Lavender loves neutral to slightly alkaline soil with little organic matter. It also needs to be well-draining, you can use your regular potting soil or DIY with the recipes here.
Like mint and parsley, lavender doesn’t like to grow in moist soil. It’s better to keep it on a drier side. Water again when the topsoil looks dry. Touch the soil with your finger to identify and feel the moisture.
Pro Tip: As Lavender is a drought-resistant herb, take care not to overwater the plant, as it may lead to root rot.
Check out our article on the best drought tolerant plants here!
Lavender Care in Pots
Fertilize the plant once in 8-10 weeks, using a balanced fertilizer, during their growth years. Once the plant is well established, you don’t have to use any fertilizers.
Tip: Over-fertilizing the plant may hurt it.
To prune, simply pinch back the top part along with the first set of leaves, just above the leaf node. Don’t over-prune. Usually, regularly harvesting the lavender is enough.
Wondering how to prune herbs the right way? Here’s everything you want to know!
Pests and Diseases
Though lavenders are safe from diseases, you have to be careful with fungal infections that might happen due to cold and wet soil.
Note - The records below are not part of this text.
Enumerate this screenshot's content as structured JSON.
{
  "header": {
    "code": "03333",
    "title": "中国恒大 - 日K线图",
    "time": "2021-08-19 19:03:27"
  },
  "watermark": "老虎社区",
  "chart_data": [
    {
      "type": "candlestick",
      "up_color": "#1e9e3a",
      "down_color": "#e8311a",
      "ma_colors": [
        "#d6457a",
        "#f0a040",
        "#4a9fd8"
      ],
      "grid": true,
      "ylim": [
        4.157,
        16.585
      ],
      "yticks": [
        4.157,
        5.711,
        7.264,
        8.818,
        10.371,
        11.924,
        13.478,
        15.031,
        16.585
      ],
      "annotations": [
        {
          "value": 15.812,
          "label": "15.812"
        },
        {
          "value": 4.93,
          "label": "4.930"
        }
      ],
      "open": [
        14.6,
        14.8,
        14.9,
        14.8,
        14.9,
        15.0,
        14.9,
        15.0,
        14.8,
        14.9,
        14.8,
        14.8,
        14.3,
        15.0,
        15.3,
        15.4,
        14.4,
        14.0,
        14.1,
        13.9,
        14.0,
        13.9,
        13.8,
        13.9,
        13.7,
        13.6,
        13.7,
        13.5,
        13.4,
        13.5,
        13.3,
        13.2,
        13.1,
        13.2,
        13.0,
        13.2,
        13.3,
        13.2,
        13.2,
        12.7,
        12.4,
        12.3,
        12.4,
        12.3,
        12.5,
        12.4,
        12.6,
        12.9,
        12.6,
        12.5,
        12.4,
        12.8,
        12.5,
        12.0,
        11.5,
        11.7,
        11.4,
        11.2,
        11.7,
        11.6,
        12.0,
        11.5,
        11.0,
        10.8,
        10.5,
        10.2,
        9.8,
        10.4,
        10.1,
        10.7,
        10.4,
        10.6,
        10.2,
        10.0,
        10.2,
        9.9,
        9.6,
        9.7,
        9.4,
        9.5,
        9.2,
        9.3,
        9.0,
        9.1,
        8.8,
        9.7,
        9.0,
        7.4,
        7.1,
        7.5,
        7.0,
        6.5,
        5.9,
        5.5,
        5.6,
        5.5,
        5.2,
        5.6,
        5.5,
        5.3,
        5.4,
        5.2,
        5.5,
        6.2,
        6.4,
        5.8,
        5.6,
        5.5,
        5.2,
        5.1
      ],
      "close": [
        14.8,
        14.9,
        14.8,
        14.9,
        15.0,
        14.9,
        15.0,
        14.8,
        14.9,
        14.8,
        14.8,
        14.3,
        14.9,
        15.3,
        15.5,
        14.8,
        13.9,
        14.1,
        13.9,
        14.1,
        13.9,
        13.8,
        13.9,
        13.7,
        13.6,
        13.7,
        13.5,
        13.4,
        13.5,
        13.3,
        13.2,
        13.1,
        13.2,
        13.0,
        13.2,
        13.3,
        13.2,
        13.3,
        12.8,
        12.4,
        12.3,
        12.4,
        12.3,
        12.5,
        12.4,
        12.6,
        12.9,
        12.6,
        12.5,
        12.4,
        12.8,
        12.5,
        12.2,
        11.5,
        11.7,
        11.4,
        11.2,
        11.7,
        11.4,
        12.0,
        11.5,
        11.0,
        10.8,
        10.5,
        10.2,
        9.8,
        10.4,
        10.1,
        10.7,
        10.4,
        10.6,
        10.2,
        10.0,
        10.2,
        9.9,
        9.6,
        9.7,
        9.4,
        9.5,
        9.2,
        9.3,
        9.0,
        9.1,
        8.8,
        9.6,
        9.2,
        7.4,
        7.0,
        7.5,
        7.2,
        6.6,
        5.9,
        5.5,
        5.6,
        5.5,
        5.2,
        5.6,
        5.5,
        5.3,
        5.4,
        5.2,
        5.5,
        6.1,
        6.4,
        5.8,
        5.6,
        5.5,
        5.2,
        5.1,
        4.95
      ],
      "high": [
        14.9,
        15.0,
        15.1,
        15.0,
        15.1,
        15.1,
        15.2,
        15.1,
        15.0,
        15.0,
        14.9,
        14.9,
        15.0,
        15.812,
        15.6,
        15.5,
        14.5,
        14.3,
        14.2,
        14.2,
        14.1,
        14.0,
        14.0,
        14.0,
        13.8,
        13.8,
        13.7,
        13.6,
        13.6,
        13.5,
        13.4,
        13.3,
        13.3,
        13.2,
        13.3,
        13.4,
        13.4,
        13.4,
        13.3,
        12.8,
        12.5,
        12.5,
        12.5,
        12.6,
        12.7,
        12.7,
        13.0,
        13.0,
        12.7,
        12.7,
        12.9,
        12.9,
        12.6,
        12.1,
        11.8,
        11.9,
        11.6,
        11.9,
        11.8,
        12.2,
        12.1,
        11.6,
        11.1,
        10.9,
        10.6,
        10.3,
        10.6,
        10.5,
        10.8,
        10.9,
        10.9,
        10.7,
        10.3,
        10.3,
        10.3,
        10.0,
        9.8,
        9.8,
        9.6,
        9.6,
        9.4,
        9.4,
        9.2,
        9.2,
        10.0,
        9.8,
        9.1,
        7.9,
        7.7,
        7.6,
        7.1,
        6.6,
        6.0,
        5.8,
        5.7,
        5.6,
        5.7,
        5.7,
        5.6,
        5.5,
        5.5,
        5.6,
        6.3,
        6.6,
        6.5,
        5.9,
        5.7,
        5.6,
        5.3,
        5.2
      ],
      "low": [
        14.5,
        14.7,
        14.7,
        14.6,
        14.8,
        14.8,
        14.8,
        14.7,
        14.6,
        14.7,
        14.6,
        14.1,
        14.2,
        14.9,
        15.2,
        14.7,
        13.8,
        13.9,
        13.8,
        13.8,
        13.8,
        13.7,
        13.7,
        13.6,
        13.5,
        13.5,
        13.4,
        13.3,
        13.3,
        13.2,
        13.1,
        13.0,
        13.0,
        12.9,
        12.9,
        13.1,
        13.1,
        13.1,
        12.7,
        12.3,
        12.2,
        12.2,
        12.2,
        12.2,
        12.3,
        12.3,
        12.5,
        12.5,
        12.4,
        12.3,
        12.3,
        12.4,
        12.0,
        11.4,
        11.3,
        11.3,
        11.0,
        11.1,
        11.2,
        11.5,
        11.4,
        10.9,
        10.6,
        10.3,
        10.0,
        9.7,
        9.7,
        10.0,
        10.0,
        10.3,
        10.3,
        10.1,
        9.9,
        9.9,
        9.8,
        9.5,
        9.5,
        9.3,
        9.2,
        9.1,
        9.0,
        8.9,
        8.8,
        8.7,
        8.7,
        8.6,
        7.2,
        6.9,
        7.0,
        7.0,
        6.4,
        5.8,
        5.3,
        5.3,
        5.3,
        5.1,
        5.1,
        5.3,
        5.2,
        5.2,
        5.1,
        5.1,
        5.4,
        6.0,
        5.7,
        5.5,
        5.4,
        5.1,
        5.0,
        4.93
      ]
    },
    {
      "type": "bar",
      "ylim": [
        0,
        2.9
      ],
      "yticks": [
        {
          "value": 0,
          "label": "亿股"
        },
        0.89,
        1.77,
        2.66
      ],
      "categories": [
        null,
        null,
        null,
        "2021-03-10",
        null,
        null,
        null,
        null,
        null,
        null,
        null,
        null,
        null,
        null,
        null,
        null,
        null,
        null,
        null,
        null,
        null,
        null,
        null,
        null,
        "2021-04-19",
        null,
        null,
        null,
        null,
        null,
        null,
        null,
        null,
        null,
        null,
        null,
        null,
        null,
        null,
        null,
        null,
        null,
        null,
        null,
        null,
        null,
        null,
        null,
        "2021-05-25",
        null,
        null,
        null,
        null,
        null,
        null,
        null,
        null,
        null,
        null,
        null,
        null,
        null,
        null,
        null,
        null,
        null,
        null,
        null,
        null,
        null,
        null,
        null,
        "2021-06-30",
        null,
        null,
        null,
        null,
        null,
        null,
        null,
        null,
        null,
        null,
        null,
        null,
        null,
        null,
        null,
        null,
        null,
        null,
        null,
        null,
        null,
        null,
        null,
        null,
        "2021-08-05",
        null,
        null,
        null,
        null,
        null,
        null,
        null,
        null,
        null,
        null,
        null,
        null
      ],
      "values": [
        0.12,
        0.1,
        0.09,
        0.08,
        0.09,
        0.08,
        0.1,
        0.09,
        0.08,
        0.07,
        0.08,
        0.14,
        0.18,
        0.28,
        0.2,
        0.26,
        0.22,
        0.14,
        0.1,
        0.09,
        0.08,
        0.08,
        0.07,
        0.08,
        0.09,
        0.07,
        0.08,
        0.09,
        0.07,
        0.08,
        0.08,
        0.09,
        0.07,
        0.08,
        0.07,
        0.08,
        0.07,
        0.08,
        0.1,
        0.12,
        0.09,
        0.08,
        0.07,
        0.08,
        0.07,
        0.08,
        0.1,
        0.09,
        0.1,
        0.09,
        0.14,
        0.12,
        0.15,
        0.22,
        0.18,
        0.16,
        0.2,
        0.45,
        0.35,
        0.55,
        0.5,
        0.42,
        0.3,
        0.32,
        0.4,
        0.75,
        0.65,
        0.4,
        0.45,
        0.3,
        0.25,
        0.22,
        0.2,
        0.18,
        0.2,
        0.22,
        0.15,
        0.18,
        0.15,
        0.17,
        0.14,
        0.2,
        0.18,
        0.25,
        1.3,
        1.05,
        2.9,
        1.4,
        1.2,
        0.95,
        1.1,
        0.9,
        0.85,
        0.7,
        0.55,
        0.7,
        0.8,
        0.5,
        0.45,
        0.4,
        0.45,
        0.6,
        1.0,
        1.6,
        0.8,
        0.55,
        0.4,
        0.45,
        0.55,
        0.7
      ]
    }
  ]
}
Flies are easily attracted to lavenders, feeding on the plant’s sap. Using a strong spray of water will be enough to take care of the adult whiteflies. You can also use an aluminum foil to repel the flies. Avoid overwatering the plant to prevent root rot.
Harvesting Mature Lavender
It is best to harvest lavender early morning, as the fragrance is at peak and they retain most of the essential oils. Start by cutting the stems, right above the leaves, when the flowers open. Remember, the more you are going to harvest the plant, the more it will grow, up to three times during summers!
If you want to store this herb, once harvested, tie it in bundles and hang them to dry in a warm place free from direct sunlight, upside down. This will help them retain their deep color and oil.